Şimdi de Şûrâ Suresi’ndeki ayeti, bu ayetin altına yerleştirelim. Ne çıkıyor sonuçta: Kendisine Kur’an vahyi gelmezden önce “kitap nedir, iman nedir bilmeyen” bir insan. Bunun anlamı şu: Son vahyin aydınlattığı ilk bilinç, ilk muhatabının bilinci. Kur’an vahyinin münevver kıldığı ilk yürek, ilk muhatabının yüreği. Çünkü o daha önceden bilmediklerini, vahiy sayesinde bilir hale geliyor.

Şimdi iki ayeti birlikte formüle edecek olursak, ortaya şuna yakın bir sonuç çıkmaz mı: “Sen kitap nedir, iman nedir bilmezken bile, muhteşem bir ahlâk üzereydin!”

Bu sonuç, günümüz Müslümanı için bir şey ifade eder mi?

Günümüz Müslümanı bu sonucu nasıl, nereye kadar anlar, anlayabilir?

Mesela “kitap nedir, iman nedir bilen”, fakat iş ahlâka gelince, ahlaki davranışa gelince, bırakın “muazzam ve muhteşemini”, normal bir ahlaki standardı dahi tutturamamış Müslüman için bu ayetler ne ifade eder?

Sözü “davranış ve ilişki ahlâkına” getirirsek neyi ifade eder?

İş ve işveren-işçi, patron-eleman ahlâkına getirirsek neyi ifade eder?

Bilim ve ihtisas ahlâkına getirirsek neyi ifade eder?

Bırakın İslâmî olanını, “insanî muamelelerdeki ahlâk standardına” getirirsek neyi ifade eder? Mesela; aile içinde, karı-koca arasında, hısımlar arası ilişkide?

Bir yanda “kitap nedir, iman nedir bilmezken dahi muhteşem bir ahlâka sahip olan” bir Peygamber’in, öte yanda “kitap nedir, iman nedir bildiği halde ahlâkî standartların en asgarisini dahi tutturamayan” ümmeti olmak!?

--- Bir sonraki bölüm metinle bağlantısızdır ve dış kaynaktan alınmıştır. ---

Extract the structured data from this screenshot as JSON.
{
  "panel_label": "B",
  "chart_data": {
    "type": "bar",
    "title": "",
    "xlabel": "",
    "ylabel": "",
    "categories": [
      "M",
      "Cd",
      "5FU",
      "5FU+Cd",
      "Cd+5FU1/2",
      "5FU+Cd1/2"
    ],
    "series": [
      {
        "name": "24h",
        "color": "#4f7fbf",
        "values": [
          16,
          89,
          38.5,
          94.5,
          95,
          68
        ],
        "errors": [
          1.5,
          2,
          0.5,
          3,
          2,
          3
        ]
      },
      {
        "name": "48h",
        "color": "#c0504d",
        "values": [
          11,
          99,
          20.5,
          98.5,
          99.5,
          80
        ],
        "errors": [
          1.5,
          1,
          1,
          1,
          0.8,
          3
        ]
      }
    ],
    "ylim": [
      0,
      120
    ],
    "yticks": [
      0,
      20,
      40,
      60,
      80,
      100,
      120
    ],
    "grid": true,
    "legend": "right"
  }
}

Bence, bu yılın Kutlu Doğum Haftası’nda ele alınması gereken bir numaralı konu bu olmalıydı. Sorulmalıydı: “Hz. Peygamber’e duyulan iştiyakın edebiyatına rağmen, kendini ona nispet eden ümmetin ahlâkî alanda yaşadığı bu sefalet neyin ifadesi?” diye.

Bir yerlerde yanlış yapılıyor, bu kesin. Hz. Peygamber’in, bu yanlışın -hâşâ- taraflarından biri olmadığı da gün gibi âşikâr. Peki, geriye kim kaldı? Elbette kendisini ona nispet edip, onu izlediğini iddia edenler.

Sözün özü: Onun kokusunun müebbet olması yetmez; o kokuyu alan bir yüreğe, üreten bir bilince, yayan bir ahlâka sahip olmak şart.